Question. Find the limit of the following $$\lim_{n\to\infty}\int^{\infty}_0n\ln\Big(1+\frac{e^{-x}}{n}\Big).$$
Now here's my attempt
Define $$f_n(x)=n\ln\Big(1+\frac{e^{-x}}{n}\Big)=\ln\Big(1+\frac{e^{-x}}{n}\Big)^n\Rightarrow e^{f_n(x)}=\Big(1+\frac{e^{-x}}{n}\Big)^n.$$ But now I'm finding it hard to find a function that dominates $f_n(x)$ because I feel that using Lebesgue's dominated convergence theorem is the way to go here.

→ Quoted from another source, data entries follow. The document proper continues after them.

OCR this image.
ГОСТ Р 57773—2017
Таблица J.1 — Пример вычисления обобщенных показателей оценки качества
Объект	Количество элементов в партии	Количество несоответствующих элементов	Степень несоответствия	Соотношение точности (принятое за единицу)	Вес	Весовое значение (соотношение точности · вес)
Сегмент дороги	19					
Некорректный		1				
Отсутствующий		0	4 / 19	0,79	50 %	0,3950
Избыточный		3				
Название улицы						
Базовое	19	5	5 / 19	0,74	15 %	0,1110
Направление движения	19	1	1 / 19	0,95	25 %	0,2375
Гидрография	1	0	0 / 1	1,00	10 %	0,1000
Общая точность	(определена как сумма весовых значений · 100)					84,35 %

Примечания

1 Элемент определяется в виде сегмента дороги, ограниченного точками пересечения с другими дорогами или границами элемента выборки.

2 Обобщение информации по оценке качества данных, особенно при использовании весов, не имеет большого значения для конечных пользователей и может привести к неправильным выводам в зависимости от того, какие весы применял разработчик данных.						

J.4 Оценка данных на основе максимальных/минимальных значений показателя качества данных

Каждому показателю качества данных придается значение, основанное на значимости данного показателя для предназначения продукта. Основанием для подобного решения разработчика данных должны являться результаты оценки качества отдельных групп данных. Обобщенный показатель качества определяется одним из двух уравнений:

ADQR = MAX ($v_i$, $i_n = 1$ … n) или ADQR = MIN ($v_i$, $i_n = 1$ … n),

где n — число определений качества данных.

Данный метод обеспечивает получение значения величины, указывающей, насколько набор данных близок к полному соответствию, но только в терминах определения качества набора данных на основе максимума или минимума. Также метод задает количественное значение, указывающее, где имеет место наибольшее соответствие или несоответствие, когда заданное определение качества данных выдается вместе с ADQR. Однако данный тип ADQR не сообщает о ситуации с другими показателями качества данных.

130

Also as an aside, do any of you know any resources that has similar questions like this as I feel as though I need more practice on these sorts of problems.
Thanks in advance!
$$L=\lim_{n\rightarrow \infty} \int _{0}^{\infty} n \ln \left( 1+\frac{e^{-z}}{n}\right) dx =\lim_{n\rightarrow \infty}\int_{0}^{\infty} n \left(\frac{e^{-x}}{n}-\frac{e^{-2x}}{n^2}+...\right) dx =\int_{0}^{\infty} e^{-x} dx=1.$$